Rare Book School Opens Applications for Summer 2025 Courses
Rare Book School at the University of Virginia's 2025 schedule includes more than 40 classes, featuring online courses and in-person possibilities plus two new partner institutions, the University of Michigan and Oxford University's Bodleian Library which marks RBS's first international courses.
Rare Book School's summer 2025 in-person courses in Charlottesville will be offered in the University of Virginia's newly renovated Edgar Shannon Library. Other in-person courses will run in Chapel Hill (NC), Chicago, New Haven (CT), Philadelphia, Princeton (NJ), and Upperville (VA).
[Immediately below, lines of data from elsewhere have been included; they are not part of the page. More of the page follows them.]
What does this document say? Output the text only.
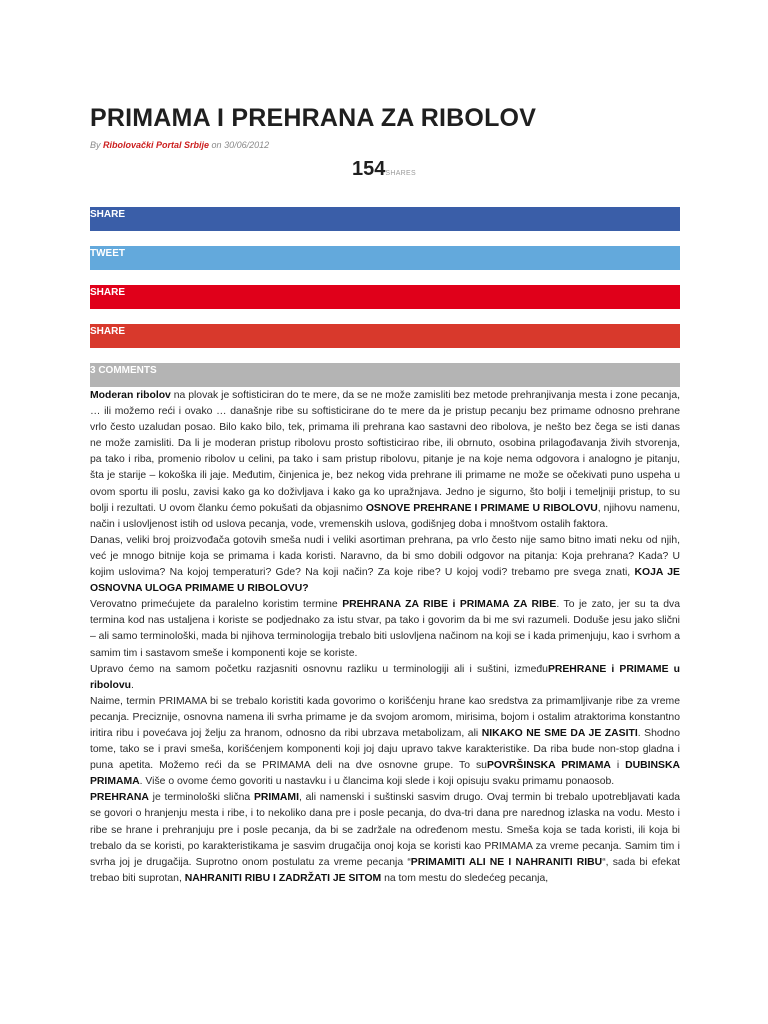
PRIMAMA I PREHRANA ZA RIBOLOV
By Ribolovački Portal Srbije on 30/06/2012
154SHARES
SHARE
TWEET
SHARE
SHARE
3 COMMENTS

Moderan ribolov na plovak je softisticiran do te mere, da se ne može zamisliti bez metode prehranjivanja mesta i zone pecanja, … ili možemo reći i ovako … današnje ribe su softisticirane do te mere da je pristup pecanju bez primame odnosno prehrane vrlo često uzaludan posao. Bilo kako bilo, tek, primama ili prehrana kao sastavni deo ribolova, je nešto bez čega se isti danas ne može zamisliti. Da li je moderan pristup ribolovu prosto softisticirao ribe, ili obrnuto, osobina prilagođavanja živih stvorenja, pa tako i riba, promenio ribolov u celini, pa tako i sam pristup ribolovu, pitanje je na koje nema odgovora i analogno je pitanju, šta je starije – kokoška ili jaje. Međutim, činjenica je, bez nekog vida prehrane ili primame ne može se očekivati puno uspeha u ovom sportu ili poslu, zavisi kako ga ko doživljava i kako ga ko upražnjava. Jedno je sigurno, što bolji i temeljniji pristup, to su bolji i rezultati. U ovom članku ćemo pokušati da objasnimo OSNOVE PREHRANE I PRIMAME U RIBOLOVU, njihovu namenu, način i uslovljenost istih od uslova pecanja, vode, vremenskih uslova, godišnjeg doba i mnoštvom ostalih faktora.

Danas, veliki broj proizvođača gotovih smeša nudi i veliki asortiman prehrana, pa vrlo često nije samo bitno imati neku od njih, već je mnogo bitnije koja se primama i kada koristi. Naravno, da bi smo dobili odgovor na pitanja: Koja prehrana? Kada? U kojim uslovima? Na kojoj temperaturi? Gde? Na koji način? Za koje ribe? U kojoj vodi? trebamo pre svega znati, KOJA JE OSNOVNA ULOGA PRIMAME U RIBOLOVU?

Verovatno primećujete da paralelno koristim termine PREHRANA ZA RIBE i PRIMAMA ZA RIBE. To je zato, jer su ta dva termina kod nas ustaljena i koriste se podjednako za istu stvar, pa tako i govorim da bi me svi razumeli. Doduše jesu jako slični – ali samo terminološki, mada bi njihova terminologija trebalo biti uslovljena načinom na koji se i kada primenjuju, kao i svrhom a samim tim i sastavom smeše i komponenti koje se koriste.

Upravo ćemo na samom početku razjasniti osnovnu razliku u terminologiji ali i suštini, izmeđuPREHRANE i PRIMAME u ribolovu.

Naime, termin PRIMAMA bi se trebalo koristiti kada govorimo o korišćenju hrane kao sredstva za primamljivanje ribe za vreme pecanja. Preciznije, osnovna namena ili svrha primame je da svojom aromom, mirisima, bojom i ostalim atraktorima konstantno iritira ribu i povećava joj želju za hranom, odnosno da ribi ubrzava metabolizam, ali NIKAKO NE SME DA JE ZASITI. Shodno tome, tako se i pravi smeša, korišćenjem komponenti koji joj daju upravo takve karakteristike. Da riba bude non-stop gladna i puna apetita. Možemo reći da se PRIMAMA deli na dve osnovne grupe. To suPOVRŠINSKA PRIMAMA i DUBINSKA PRIMAMA. Više o ovome ćemo govoriti u nastavku i u člancima koji slede i koji opisuju svaku primamu ponaosob.

PREHRANA je terminološki slična PRIMAMI, ali namenski i suštinski sasvim drugo. Ovaj termin bi trebalo upotrebljavati kada se govori o hranjenju mesta i ribe, i to nekoliko dana pre i posle pecanja, do dva-tri dana pre narednog izlaska na vodu. Mesto i ribe se hrane i prehranjuju pre i posle pecanja, da bi se zadržale na određenom mestu. Smeša koja se tada koristi, ili koja bi trebalo da se koristi, po karakteristikama je sasvim drugačija onoj koja se koristi kao PRIMAMA za vreme pecanja. Samim tim i svrha joj je drugačija. Suprotno onom postulatu za vreme pecanja “PRIMAMITI ALI NE I NAHRANITI RIBU“, sada bi efekat trebao biti suprotan, NAHRANITI RIBU I ZADRŽATI JE SITOM na tom mestu do sledećeg pecanja,
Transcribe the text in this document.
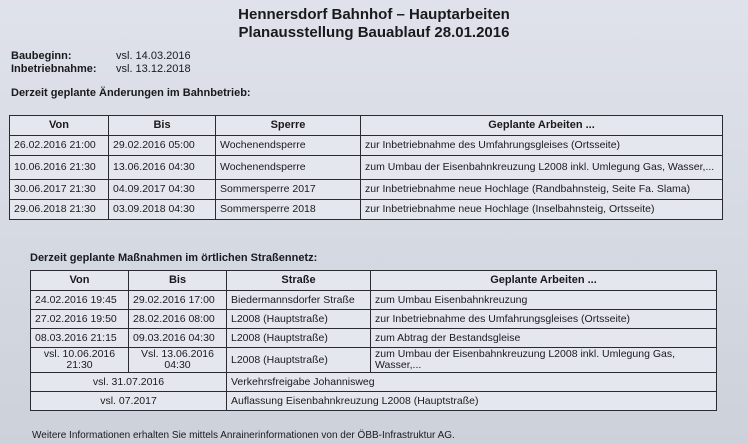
Hennersdorf Bahnhof – Hauptarbeiten
Planausstellung Bauablauf 28.01.2016
Baubeginn:	vsl. 14.03.2016
Inbetriebnahme: vsl. 13.12.2018
Derzeit geplante Änderungen im Bahnbetrieb:
Von	Bis	Sperre	Geplante Arbeiten ...
26.02.2016 21:00	29.02.2016 05:00	Wochenendsperre	zur Inbetriebnahme des Umfahrungsgleises (Ortsseite)
10.06.2016 21:30	13.06.2016 04:30	Wochenendsperre	zum Umbau der Eisenbahnkreuzung L2008 inkl. Umlegung Gas, Wasser,...
30.06.2017 21:30	04.09.2017 04:30	Sommersperre 2017	zur Inbetriebnahme neue Hochlage (Randbahnsteig, Seite Fa. Slama)
29.06.2018 21:30	03.09.2018 04:30	Sommersperre 2018	zur Inbetriebnahme neue Hochlage (Inselbahnsteig, Ortsseite)
Derzeit geplante Maßnahmen im örtlichen Straßennetz:
Von	Bis	Straße	Geplante Arbeiten ...
24.02.2016 19:45	29.02.2016 17:00	Biedermannsdorfer Straße	zum Umbau Eisenbahnkreuzung
27.02.2016 19:50	28.02.2016 08:00	L2008 (Hauptstraße)	zur Inbetriebnahme des Umfahrungsgleises (Ortsseite)
08.03.2016 21:15	09.03.2016 04:30	L2008 (Hauptstraße)	zum Abtrag der Bestandsgleise
vsl. 10.06.2016 21:30	Vsl. 13.06.2016 04:30	L2008 (Hauptstraße)	zum Umbau der Eisenbahnkreuzung L2008 inkl. Umlegung Gas, Wasser,...
vsl. 31.07.2016		Verkehrsfreigabe Johannisweg	
vsl. 07.2017		Auflassung Eisenbahnkreuzung L2008 (Hauptstraße)	
Weitere Informationen erhalten Sie mittels Anrainerinformationen von der ÖBB-Infrastruktur AG.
Among courses available for the first time are:
- Print for Children taught by Andrea Immel & Jill Shefrin at Princeton University, drawing on the rich resources of historical illustrated books, manuscripts, artwork, ephemera, and multimedia artifacts of the Cotsen Children’s Library at Princeton
- Digital Codicology & Book History taught by Dot Porter at the University of Pennsylvania which will explore the interplay between books as physical objects and their digital counterparts
- Transmission of the Bible from the Beginnings to 1500 taught by Peter Toth at Oxford University which will feature mornings lectures on the history of the biblical texts and afternoon presentations of manuscripts, papyri, early printed books, and other items at the Bodleian and elsewhere in Oxford
- Researching Medieval Manuscripts: From Cataloging to Cultural History taught by David Rundle at Oxford University, mainly taking place in the Bodleian Library but with visits to the collections of the university’s colleges
One returning course is Paper as Bibliographical Evidence taught by Cathleen A. Baker at the University of Michigan in which participants will spend the equivalent of a day forming sheets of paper by hand and then examining and discussing them.
For the best chance of being admitted on the courses, applications should be submitted by February 17.